Credit Insurance for Businesses

Definition

Credit insurance or debt cancellation insurance is a type of insurance to protect businesses from non-payment of debt. Organizations can have serious cash flow problems by not paying when the debt falls due.  This is a default risk, businesses, large and small and in all sectors might come to face.

How does credit insurance work?

One of the biggest risks that companies face comes from buyers who delay or default on payments. The primary function of credit insurance is to protect against the risk of debtor default. Greater competition and technological advancement have made credit insurance a cost-effective, dynamic and increasingly essential tool for handling trade risk. It makes sure invoices will be paid and allows companies to reliably manage the commercial and political risks of trade that are beyond their control.

Benefits and Advantages

Capital is protected:

Cash flows are maintained

Loan servicing and repayments are enhanced

Earnings are secure

Better relationship with customers (

Allows you to create more customer-friendly payment agreements, thanks to guarantee covers.)

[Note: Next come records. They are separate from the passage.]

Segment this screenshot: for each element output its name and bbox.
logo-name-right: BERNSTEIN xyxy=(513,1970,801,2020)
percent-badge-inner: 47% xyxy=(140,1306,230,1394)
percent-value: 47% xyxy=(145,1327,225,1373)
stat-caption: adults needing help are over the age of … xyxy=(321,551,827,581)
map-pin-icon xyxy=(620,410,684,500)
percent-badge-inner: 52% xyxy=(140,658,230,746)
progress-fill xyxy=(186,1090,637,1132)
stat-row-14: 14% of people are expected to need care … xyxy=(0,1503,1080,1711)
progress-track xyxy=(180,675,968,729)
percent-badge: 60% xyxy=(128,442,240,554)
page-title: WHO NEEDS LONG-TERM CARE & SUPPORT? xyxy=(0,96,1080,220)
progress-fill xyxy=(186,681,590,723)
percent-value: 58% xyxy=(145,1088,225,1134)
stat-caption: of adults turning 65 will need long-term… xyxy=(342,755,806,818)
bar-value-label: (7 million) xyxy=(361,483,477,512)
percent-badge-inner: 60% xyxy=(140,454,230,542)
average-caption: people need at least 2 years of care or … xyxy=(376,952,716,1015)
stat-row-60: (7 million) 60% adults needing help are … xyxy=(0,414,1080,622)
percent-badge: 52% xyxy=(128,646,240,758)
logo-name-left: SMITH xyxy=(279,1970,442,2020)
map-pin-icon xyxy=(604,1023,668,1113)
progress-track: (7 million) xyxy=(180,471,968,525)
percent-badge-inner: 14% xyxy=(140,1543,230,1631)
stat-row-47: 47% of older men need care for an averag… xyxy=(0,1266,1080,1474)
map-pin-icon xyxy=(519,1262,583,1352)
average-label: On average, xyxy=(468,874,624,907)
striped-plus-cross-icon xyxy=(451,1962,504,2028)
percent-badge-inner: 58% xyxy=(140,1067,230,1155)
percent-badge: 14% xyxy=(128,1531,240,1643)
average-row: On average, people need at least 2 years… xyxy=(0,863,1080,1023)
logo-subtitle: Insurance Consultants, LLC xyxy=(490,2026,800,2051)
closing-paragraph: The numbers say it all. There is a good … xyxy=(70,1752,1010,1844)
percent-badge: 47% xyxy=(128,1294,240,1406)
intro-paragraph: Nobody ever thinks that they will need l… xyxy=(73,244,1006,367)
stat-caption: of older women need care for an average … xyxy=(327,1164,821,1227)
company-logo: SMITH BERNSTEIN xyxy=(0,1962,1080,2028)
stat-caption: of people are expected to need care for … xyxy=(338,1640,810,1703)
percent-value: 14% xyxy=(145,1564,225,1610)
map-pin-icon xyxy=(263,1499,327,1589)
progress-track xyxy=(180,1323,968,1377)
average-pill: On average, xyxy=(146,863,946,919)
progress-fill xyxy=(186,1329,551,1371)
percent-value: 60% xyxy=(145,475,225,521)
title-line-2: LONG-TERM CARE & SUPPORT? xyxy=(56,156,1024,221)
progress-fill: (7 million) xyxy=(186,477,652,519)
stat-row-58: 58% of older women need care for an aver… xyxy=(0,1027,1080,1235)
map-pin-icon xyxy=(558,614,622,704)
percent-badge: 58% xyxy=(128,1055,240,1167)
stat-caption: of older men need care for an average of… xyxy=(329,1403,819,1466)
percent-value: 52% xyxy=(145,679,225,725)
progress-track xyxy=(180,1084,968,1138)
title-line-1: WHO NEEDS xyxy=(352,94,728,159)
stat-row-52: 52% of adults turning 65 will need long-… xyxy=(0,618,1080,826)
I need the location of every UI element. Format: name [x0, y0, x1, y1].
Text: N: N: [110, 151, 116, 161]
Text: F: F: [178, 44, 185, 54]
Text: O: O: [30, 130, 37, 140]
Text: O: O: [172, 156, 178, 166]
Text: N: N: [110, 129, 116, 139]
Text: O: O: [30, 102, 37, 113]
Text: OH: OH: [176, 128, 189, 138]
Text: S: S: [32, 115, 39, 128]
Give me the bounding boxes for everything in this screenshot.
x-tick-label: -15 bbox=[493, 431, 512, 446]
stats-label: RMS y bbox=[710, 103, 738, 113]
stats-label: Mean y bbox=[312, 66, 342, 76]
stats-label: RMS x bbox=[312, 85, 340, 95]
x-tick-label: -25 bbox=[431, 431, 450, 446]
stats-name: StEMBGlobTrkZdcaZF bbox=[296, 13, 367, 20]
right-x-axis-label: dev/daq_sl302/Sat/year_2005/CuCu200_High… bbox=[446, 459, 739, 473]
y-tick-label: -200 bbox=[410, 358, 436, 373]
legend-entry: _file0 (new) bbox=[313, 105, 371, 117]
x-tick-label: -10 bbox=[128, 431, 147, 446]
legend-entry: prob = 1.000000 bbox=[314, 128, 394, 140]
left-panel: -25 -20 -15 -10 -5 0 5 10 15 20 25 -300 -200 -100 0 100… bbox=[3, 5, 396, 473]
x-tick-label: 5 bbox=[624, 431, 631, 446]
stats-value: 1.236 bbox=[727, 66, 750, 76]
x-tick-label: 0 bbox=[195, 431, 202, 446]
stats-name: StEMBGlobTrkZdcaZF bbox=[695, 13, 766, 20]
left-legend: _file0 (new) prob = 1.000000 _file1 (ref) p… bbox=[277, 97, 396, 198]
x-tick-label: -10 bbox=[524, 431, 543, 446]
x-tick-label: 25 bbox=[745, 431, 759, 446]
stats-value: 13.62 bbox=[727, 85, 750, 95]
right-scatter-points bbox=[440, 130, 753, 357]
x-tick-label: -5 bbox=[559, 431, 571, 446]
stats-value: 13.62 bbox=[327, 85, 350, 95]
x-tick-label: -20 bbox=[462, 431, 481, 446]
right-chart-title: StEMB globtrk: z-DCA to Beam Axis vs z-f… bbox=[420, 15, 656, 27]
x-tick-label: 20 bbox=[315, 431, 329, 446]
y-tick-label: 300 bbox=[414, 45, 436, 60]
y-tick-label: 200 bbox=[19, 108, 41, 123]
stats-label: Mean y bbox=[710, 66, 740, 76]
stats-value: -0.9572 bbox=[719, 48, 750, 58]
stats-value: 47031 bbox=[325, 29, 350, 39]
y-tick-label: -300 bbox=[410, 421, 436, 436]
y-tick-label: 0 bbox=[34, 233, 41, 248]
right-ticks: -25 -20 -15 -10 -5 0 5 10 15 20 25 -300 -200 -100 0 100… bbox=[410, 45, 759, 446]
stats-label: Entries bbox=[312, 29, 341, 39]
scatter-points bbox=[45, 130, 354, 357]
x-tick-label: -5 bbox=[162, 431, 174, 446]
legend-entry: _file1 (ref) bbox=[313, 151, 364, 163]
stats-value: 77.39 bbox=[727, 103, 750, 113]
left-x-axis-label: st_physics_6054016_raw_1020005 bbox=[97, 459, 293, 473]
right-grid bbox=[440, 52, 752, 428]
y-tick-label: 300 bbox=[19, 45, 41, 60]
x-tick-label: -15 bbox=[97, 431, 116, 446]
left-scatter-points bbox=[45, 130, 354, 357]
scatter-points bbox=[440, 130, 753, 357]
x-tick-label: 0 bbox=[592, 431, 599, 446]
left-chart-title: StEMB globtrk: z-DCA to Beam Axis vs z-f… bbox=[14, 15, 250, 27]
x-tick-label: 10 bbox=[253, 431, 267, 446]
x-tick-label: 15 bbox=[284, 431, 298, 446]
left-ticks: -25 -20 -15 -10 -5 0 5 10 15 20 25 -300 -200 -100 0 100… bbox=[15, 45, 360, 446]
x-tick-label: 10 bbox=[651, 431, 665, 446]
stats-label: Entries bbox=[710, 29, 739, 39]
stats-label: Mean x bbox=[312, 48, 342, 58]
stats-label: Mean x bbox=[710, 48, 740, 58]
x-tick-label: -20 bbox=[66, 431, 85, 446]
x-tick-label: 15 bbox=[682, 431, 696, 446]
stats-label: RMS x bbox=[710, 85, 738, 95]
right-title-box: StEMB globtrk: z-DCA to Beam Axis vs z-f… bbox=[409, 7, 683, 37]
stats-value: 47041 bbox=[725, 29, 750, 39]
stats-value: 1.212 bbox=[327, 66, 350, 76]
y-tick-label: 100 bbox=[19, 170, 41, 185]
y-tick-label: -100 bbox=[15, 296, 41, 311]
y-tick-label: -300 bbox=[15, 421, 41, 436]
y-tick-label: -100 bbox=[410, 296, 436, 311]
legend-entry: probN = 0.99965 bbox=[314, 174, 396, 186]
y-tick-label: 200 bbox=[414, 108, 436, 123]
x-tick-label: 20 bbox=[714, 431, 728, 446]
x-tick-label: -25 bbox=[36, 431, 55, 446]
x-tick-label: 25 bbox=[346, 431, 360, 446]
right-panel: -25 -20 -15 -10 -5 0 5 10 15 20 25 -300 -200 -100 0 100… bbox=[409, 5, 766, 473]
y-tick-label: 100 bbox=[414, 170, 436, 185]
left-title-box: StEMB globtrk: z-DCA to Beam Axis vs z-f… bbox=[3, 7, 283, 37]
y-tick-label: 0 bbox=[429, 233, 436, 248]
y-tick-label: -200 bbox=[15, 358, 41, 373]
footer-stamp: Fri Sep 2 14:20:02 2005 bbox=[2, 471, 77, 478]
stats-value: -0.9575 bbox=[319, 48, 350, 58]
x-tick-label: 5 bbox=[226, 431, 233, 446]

Confidence to explore new markets

Disadvantages

Only a certain percentage of the loss will be covered.

There are usually other exclusions and limitations on coverage.

Foreign accounts are usually excluded from coverage.

Trade credit insurance policy usually will not cover accounts that have a very high credit risk.

The Cost of a Credit Insurance

Credit insurance is more expensive than other forms of insurance, mainly due to the higher labor and capital intensity of its operation.

Types of Credit Insurance

Trade credit insurance

Trade credit insurance protects manufacturers, traders and service providers against losses from non-payment of a commercial trade debt. It make companies feel secure in extending more credit to current customers, or to pursue new, larger customers that would have otherwise seemed too risky.

Credit life insurance

Credit life insurance makes payment on the debts if the borrower dies.

Credit disability insurance

Credit disability insurance makes payment on the debts if you can’t work due to a covered illness or injury.

Unemployment insurance

Unemployment insurance makes payment on the debts if you quit your job, are self-employed, or if you are fired for cause.

Credit property insurance

Credit property insurance protects personal property used to secure the loan if destroyed by events like theft, accident or natural disasters.

Consumer credit insurance (CCI)

Consumer credit insurance covers you if something happens to you that affects your ability to meet your credit repayment.

Conclusions

Taking out a credit insurance policy can provide a seller with a competitive advantage, since it gives the insured party the ability to offer credit to buyers, while noninsured competitors will insist on cash or collateral to cover the risk involved. Having this coverage establishes a seller’s credibility in the marketplace, and that can have a positive impact on its credit ratings and perceived creditworthiness.